Tekanan dari berbagai pihak, ditambah wacana koalisi besar yang konon disiapkan menjadi sekoci Ganjar andai tidak dicapreskan PDIP, Megawati akhirnya "menyerah". Menjelang hari raya Idul Fitri, Megawati mengumumkan partainya resmi memilih Ganjar sebagai bacapres.
Pengumuman itu terkesan mendadak karena Presiden Joko Widodo bahkan sudah mudik ke Solo. Jokowi kemudian terbang ke Bogor untuk menghadiri pengumuman PDIP di Istana Batutulis lalu kembali ke Solo naik pesawat kepresidenan bersama Ganjar.
Setelah Ganjar resmi ditetapkan PDIP sebagai bacapres, kini lembaga-lembaga survei mulai "membujuk" Prabowo dengan iming-iming elektabilitas tertinggi.

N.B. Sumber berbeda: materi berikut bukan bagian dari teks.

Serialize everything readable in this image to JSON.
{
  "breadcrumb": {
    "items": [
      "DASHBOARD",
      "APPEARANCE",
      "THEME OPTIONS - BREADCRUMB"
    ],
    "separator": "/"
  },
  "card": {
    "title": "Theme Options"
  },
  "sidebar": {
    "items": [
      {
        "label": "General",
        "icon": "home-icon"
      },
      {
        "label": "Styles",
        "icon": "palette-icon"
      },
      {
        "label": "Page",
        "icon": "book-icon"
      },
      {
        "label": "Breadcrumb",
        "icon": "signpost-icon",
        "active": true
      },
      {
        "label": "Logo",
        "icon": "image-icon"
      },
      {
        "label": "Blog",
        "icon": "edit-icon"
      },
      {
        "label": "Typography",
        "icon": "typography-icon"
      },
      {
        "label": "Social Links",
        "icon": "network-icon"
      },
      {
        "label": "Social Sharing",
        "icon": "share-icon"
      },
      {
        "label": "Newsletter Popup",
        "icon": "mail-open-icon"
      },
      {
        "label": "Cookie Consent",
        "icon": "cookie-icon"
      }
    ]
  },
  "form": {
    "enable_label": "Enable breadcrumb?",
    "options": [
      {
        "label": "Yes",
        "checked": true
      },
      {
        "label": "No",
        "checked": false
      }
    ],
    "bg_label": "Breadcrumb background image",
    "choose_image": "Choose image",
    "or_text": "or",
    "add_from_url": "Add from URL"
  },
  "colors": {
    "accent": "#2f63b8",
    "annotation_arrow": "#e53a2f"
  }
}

Dimulai Indikator Politik yang menyebut Prabowo menang telak jika head to head lawan Ganjar, seminggu kemudian, tepatnya 7 Mei 2023, SMRC merilis  Prabowo memiliki elektabilitas tertinggi disusul Ganjar dan Anies.
Hebatnya lagi, menurut survei SMRC, Menteri Pertahanan itu paling banyak dipilih oleh pemilih kritis!
Siapa pemilih kritis yang dimaksud SMRC? Mengutip kompas.com, SMRC menggunakan indikasi pemilih kritis sebagai mereka yang memiliki telepon atau telepon pintar (smartphone). Alasannya, mereka menerima informasi lebih banyak dibanding yang tidak punya alat komunikasi tersebut.
Benarkah pemilih kritis lebih memilih Prabowo ketimbang Ganjar atau Anies? Jika indikasi yang digunakan SMRC untuk melabel pemilih kritis adalah pemilik telepon atau handphone, sungguh sulit dinalar.
Sebab, pertama, saat ini siapa yang tidak memiliki telepon atau smartphone? Mengutip data Kementerian Komunikasi dan Informati (2022), pengguna smartphone di Indonesia mencapai 167 juta orang atau 89 persen dari total penduduk Indonesia. Apakah mereka semua dapat dikategorikan sebagai pemilih kritis? Apakah mereka benar-benar paham politik dan tahu track record Prabowo, Ganjar dan Anies?